It’s a hot, sunny day as I drive my friend’s little workhorse car through the winding roads of the Adelaide Hills, steadily making my way to the fabled natural wine wonderland known as The Summertown Aristologist, a little less than half an hour away from Adelaide city. In classic hills style, I’ve lost track of time chatting to a winemaker down the road, and arrive to the Aristologist too late for lunch—but luckily still in time to be served up some housemade bread and saucisson alongside Tasmanian cheese, and a glass of deliciously fizzy wine.
While Basket Range and the Adelaide Hills have long been heralded as a concentrated microcosm of minimal intervention winemakers, the venues in the broader area have historically focussed on cheap beer and counter meals that are typically served with chips and some limp lettuce masquerading as salad. It’s a state of affairs that has long been a gripe of the local winemakers, and one that some of those same winemakers have set out to change on their own terms—in this case by creating the sort of place they’d want to go to themselves. Opened in October of 2016, The Summertown Aristologist is the brainchild of winemakers Jasper Button (Commune of Buttons) and Anton van Klopper (Lucy Margaux), along with hospitality gun Aaron Fenwick (formerly of Orana restaurant).
The Aristologist sits on the corner at the top of the hill in the suburb of Summertown, with the interior being split in two, with a large open kitchen to the left (with some bar-seating so patrons can watch the magic happen) matched by timber booth seating and a large communal table to the right. This is paired with an outdoor seating area featuring high wooden tables, perfectly situated to take in the afternoon sun while drinking a delicious drop. On walking down the narrow stairs to the right of the inside seating, the temperature immediately drops at least five degrees and you’re met with a cellar full of bottle-lined walls and hunks of meat slowly curing in their dedicated cavern.
Chatting with Fenwick, he outlined their goals with the Aristologist—they’re pretty simple, and at the same time daring, befitting of the wines being poured here. “We want to create a beautiful world,” he told me, “where there is a lot of work done in the background to ensure purity and nourishment. However, what really matters to us is the enjoyment of simple pleasures done right.”
The food menu here is super fresh and seasonal, with 70 percent of produce coming from Van Klopper’s garden patch alone. The rest comes from local suppliers who farm with the same principles—organically and sustainably. The offering is largely vegetable-driven, with a balance of fresh, cured, and fermented foods, with all of the curing and fermenting taking place in-house. Great produce is lovingly combined and served in a small share-plate style, with combinations like raw fish, lemon verbena and green strawberry, or zucchini, basil, and smoked curd. For dessert think dishes like fig leaf, plum, and caramel made from milk whey.
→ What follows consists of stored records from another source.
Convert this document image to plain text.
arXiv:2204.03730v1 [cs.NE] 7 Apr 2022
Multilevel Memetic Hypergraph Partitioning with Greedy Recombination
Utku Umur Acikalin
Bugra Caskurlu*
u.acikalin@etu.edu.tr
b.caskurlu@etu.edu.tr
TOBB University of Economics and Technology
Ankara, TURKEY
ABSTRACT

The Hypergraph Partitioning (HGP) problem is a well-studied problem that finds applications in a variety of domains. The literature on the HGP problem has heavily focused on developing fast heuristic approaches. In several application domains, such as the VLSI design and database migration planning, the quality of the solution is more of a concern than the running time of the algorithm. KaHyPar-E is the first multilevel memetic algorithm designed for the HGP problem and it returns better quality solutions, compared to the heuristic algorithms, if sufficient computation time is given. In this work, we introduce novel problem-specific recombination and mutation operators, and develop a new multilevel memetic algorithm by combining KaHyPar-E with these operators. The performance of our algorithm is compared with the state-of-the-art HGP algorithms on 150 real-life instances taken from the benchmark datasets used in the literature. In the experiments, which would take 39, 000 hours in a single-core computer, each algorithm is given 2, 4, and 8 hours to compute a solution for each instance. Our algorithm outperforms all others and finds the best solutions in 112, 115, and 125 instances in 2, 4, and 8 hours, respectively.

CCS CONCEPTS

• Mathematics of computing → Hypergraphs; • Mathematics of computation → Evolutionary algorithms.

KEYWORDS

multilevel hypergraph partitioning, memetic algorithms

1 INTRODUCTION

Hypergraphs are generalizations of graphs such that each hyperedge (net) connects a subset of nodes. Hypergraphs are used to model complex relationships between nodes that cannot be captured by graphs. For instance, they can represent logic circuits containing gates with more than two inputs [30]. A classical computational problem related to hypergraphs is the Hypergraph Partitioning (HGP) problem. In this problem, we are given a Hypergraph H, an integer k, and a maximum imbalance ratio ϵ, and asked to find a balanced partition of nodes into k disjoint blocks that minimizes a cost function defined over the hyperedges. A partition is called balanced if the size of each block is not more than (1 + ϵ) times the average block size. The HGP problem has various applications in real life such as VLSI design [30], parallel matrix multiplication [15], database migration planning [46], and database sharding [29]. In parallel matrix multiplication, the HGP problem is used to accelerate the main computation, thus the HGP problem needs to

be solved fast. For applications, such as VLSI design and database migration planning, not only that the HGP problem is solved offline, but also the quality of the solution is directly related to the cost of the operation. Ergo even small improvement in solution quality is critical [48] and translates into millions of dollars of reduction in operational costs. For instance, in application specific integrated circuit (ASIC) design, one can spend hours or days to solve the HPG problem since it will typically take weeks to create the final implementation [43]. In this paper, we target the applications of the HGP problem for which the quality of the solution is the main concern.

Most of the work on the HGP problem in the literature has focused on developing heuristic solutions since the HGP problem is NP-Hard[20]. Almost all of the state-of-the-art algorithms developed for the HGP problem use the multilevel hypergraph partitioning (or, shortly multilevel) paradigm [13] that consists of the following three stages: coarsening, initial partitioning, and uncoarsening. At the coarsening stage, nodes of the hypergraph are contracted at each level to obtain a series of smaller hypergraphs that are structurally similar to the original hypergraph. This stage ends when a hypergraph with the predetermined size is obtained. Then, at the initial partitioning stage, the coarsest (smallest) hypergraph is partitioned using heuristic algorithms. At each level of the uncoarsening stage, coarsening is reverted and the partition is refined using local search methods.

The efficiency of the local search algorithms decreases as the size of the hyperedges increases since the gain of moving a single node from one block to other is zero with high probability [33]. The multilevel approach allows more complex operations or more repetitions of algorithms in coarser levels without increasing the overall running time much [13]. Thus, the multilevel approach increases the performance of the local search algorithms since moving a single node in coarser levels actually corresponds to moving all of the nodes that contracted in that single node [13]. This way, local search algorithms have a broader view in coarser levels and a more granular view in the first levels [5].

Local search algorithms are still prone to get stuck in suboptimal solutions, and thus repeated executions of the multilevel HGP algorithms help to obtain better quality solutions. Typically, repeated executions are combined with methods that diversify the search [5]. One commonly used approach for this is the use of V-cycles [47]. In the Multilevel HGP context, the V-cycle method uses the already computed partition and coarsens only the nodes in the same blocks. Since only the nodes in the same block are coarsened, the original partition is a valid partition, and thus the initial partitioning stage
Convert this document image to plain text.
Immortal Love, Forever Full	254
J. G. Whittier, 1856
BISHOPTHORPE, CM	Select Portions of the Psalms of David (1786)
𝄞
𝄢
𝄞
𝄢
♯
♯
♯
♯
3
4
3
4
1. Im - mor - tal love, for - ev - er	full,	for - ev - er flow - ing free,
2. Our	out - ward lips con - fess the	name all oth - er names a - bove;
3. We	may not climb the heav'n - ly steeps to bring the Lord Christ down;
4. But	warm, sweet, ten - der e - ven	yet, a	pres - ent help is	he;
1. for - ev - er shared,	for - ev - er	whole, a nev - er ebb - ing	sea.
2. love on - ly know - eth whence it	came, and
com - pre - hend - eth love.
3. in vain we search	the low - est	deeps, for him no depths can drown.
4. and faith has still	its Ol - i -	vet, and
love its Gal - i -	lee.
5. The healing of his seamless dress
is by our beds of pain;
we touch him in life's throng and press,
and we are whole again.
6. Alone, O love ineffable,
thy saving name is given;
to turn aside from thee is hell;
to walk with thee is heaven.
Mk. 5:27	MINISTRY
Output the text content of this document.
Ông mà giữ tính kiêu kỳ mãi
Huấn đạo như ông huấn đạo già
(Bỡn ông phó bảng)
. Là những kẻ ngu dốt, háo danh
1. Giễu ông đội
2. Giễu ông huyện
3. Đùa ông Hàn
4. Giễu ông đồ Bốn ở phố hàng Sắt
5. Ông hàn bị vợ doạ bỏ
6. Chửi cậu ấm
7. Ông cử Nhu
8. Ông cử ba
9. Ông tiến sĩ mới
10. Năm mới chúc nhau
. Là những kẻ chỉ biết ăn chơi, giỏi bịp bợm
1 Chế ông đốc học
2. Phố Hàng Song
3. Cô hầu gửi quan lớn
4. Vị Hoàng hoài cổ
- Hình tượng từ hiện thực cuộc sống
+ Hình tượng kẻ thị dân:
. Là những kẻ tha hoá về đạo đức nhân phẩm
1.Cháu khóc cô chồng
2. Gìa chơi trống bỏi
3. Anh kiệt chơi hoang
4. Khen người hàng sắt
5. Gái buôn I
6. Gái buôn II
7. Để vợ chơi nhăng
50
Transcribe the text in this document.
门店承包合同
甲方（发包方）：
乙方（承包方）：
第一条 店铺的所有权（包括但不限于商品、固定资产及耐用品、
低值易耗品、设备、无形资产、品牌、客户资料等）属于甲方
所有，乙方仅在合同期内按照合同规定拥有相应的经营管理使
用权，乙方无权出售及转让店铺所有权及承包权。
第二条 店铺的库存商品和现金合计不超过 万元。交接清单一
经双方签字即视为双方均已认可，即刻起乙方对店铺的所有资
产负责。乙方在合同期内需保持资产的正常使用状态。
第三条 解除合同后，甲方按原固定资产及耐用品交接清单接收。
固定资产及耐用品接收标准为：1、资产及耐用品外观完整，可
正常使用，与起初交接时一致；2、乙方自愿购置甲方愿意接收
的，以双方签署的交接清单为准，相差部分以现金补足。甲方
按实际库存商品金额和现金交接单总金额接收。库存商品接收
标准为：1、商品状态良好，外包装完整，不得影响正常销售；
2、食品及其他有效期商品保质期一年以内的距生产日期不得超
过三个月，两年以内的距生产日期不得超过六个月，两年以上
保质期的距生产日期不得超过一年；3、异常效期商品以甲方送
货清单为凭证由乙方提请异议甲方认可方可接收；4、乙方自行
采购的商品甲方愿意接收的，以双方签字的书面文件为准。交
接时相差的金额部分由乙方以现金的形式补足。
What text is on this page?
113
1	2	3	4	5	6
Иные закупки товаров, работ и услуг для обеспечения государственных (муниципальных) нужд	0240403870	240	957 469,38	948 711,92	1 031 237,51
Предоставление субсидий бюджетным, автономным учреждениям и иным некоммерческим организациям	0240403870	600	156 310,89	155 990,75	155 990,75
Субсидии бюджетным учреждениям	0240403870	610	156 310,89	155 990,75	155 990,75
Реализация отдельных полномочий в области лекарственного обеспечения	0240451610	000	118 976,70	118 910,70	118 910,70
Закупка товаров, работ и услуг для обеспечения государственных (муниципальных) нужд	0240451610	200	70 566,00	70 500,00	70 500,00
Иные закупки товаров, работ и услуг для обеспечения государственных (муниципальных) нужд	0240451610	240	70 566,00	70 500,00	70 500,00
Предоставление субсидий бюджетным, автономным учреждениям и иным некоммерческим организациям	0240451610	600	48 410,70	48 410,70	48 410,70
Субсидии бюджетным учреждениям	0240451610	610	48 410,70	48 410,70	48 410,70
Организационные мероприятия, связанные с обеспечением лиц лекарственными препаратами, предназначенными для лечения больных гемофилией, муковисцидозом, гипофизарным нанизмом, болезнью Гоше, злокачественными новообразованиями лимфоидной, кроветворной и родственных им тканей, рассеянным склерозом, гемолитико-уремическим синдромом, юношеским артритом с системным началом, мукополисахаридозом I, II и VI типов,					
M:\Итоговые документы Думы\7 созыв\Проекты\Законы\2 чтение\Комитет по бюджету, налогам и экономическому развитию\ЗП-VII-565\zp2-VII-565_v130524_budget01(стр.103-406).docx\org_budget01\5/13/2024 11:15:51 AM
While you could quite happily go to the Aristologist for the food alone, the real drawcard here is clearly the wine list—encompassing winemakers from all around the world that are able to meet their strict criteria. To make the list, winemakers must work only with organic fruit, add nothing and take nothing away from the wine (i.e. no filtering, fining, or heat treatments), and have no more than 20ppm of sulphur. It’s a set of restrictions that’s still not strict enough for Van Klopper; if he had his way, he told me over a splash at the bar, there’d be no sulphur allowed at all, effective immediately.
A small selection of wine comes by the glass, with everything else on the list by the half bottle or bottle. Here you’ll find the expected selection of wines from Button and Van Klopper’s own wine labels as well as a bevy of gems making up the 380-strong cuvées from the likes of Jean-Pierre Robinot, Partida Creus, Manon, l’Octavin, Radikon, Gentle Folk, and many more. The team here have even started up an importing business under the Aristologist name, with their first shipment coming in later this year. If you’re after something that isn’t wine, there’s a range of naturally made spirits from the folks at Spirit People and Man of Spirit, or even a wild-fermented ale or cider from Two Metre Tall.
It seems so simple, but it took winemakers to make it happen: a restaurant befitting the prestige and promise of the Adelaide Hills, rightly looked at as a new global hub for outrageously good natural wine. Fitting all of this goodness under one roof is an ambitious task, but one that’s been accepted by locals and visitors alike. “It’s been overwhelmingly positive,” Fenwick tells me, beaming. “It’s amazing that we can create something for us to enjoy first, but to then have people also support and enjoy it, well…it’s just incredible.”